Sizinle ortak bir acımızın olduğun sanıyorsunuz, oysa ben acıyı yaşayandım siz ise sadece şahidim. Bizim hiç ortaklığımız olmadı acılarda. Olsaydı şayet, beni o böğürtlenler gibi kanatan inciten adama, bir kez olsun, kalem kırabilirdiniz.
Oysa ben sormuştum, siz cevap vermiştiniz ve ilk sizden duymuştum yine derin bir ah eken o eski inanışı.

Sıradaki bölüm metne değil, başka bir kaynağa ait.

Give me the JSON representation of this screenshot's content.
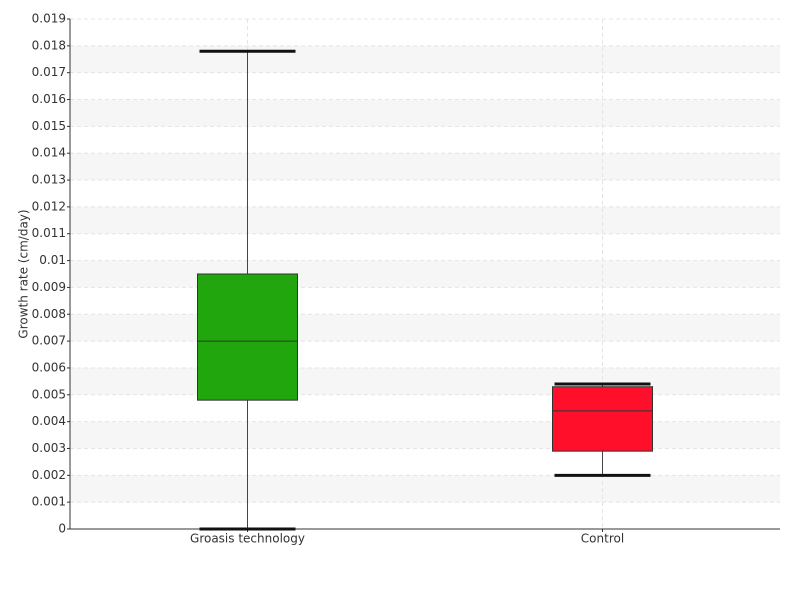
{
  "chart_data": {
    "type": "box",
    "ylabel": "Growth rate (cm/day)",
    "categories": [
      "Groasis technology",
      "Control"
    ],
    "boxes": [
      {
        "color": "#22a60e",
        "min": 0,
        "q1": 0.0048,
        "median": 0.007,
        "q3": 0.0095,
        "max": 0.0178
      },
      {
        "color": "#ff0f2a",
        "min": 0.002,
        "q1": 0.0029,
        "median": 0.0044,
        "q3": 0.0053,
        "max": 0.0054
      }
    ],
    "ylim": [
      0,
      0.019
    ],
    "yticks": [
      0,
      0.001,
      0.002,
      0.003,
      0.004,
      0.005,
      0.006,
      0.007,
      0.008,
      0.009,
      0.01,
      0.011,
      0.012,
      0.013,
      0.014,
      0.015,
      0.016,
      0.017,
      0.018,
      0.019
    ],
    "grid": true
  }
}
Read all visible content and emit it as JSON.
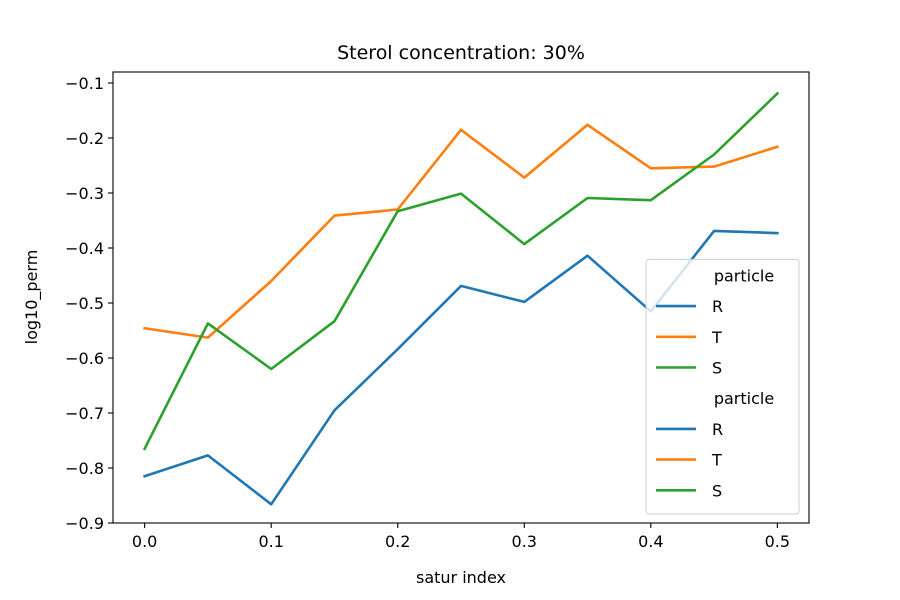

Hani o genç kadının mezarı başındaydık.
Mezar başındaki o buğday tanelerini görünce şaşırmış, “Neden” demiştim. Siz de:
“ Kuşlar onları yalnız bırakmasın diye konur, sıkılmasınlar diye” demiştiniz buruk ve buğulu gözlerle.
Düşünsenize bir de diriyken yapayalnız akan ırmakları.
O an gül destesi gibi bir umudu kokladım sanki. Bir gün sizin dilemediğiniz özürleri, mezar başımdaki o kuşlar diler belki ve o zaman içim inşirah süresi gibi olur, kim bilir?
“Olanlar oldu tanrım, bütün bu olanların ağırlığından beni kolla!” işte dedim, güzel kadın, işte benim de dua’m bu.
Ben bir gemiyim, su almakta olan.
Ve bunlar batan bir geminin ahları.
Tüm hayal kırıklıklarım bu gemiye ağır geldi, batıyorum.
Benden geriye bir tek batarken yırttığım denizi yamayan ah’larım kalıyor..
Sinem Ilgın Omay
(Nun)
YORUMLAR
kırgınlığa kıvrılan yollar, buğday tanesi bekleyen kuşlar ve kanayan böğürtlenler,,,mutsuzluğun üstünü örten reçeller ve "acısında sancılarımızla sığınabileceğimiz şiirler"....
Ve daha nice eşsiz kelimelerle işlenmiş bu yazıyı yazan kaleminizi ve sizi kutlarım...
sonsuz saygı ve selamlarımla....
Reçelin yanından, sessizce usulca giderken -hem mutsuzluk görememekti..güzel olduğuna inandığı reçeli yaptığını sanmak gibi..-
Reçele dokunmadan dedim. Ahududu çünkü benimki. Böğürtlen sığ olurdu, parmaklarım kanardı. Dudağımdakinin böğürtlen rengi mi kendi rengim mi olduğunu anlayamazdım. Kendiminkini de anlamıyorum, ondan haberim olmadığından bu kadar hayrandım hani.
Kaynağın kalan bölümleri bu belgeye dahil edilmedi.